It's hardly a surprise when a company that provides guest survey solutions for hotels says that guest surveys are the best way for hotels to protect their reputations.
That said, hospitality feedback firm Market Metrix uses some interesting statistics to bolster its criticism of online reputation management.
Market Metrix's white paper, "For Hospitality, Social Media Is Too Little Too Late," hauls out a truckload of statistics to support its claim that guest surveys and similar on-site feedback tools are a more effective investment for hotels than social media reputation management services.
Its numbers might give some hotel owners a zoomed out, powers-of-ten jolt to the system. In a nutshell, its message to hotel owners is: If you do guest surveys effectively, your TripAdvisor reviews will improve as a side effect. Or, in the company's own words:

"When it comes to your reputation, social media can’t create it, it can only perpetuate it. Trying to mend your reputation after someone has posted a negative review is missing the point.... By the time a negative review is posted you’re doing damage control, not reputation management."
Social media hotel reviews are distorted
Market Metrix has determined that ”reputation, recommendations and online reviews” are now driving more bookings than even location or price.
But these user reviews are often deeply flawed. Exhibit A: Reviews from TripAdvisor are skewed toward the negative, with nearly 300% more one- and two-star ratings than guest survey research done by hotels internally using Market Metrix tools. Five-star ratings were under-represented by a third.
Here's one reason to explain the discrepancy between TripAdvisor reviews and hotels' own guest surveys:

"Surveys can guide the respondent to consider the entire experience, not just the one thing that stood out.... When it comes to social media sites instead, Market Metrix Hospitality Index data [representing 134,261 respondents] says that guests who have a problem write a review about it 22% of the time. Guests without a problem write reviews just 9% of the time."
Another way in which Market Metrix claims that user-generated review sites distort the truth is through demographic bias.
Social media platforms tend to overrepresent young people, who disproportionately use them, and therefore tend to underrepresent the biggest spenders on travel, who are usually the over-50 crowd.
In short, hoteliers shouldn't make product or service decisions based on social media feedback alone.
How to use guest surveys to pre-empt social media problems
Market Metrix encourages hotel owners to invite every guest to complete a survey and be ready to respond immediately to any important complaints, such as about a rude clerk or a long wait to check in.
Says the company:

Most surveys can be completed online. But the important thing is that everyone can be accommodated – send a simple text survey to their phone, hand them an iPad with an open link, you can even give them a paper comment card if you have to....

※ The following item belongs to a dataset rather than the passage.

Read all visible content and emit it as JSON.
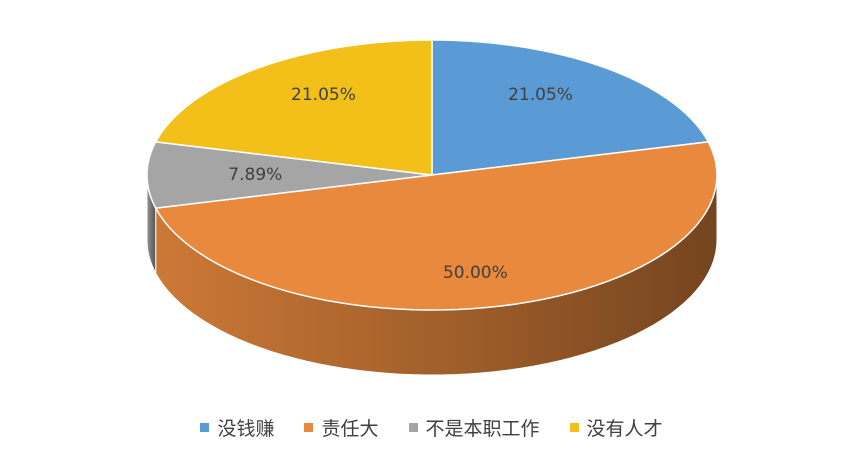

Unresolved problems have a dramatic impact on guest loyalty, driving it down by more than half on average. That means more than half those customers don’t come back. What’s worse, guests who experience a problem are nearly three times more likely to write a review about it online.
It's only one side of the discussion, presented by a single, self-interested company. But it raises some interesting points. Over-reliance on any one tool, such as online reputation management, seems intuitively risky.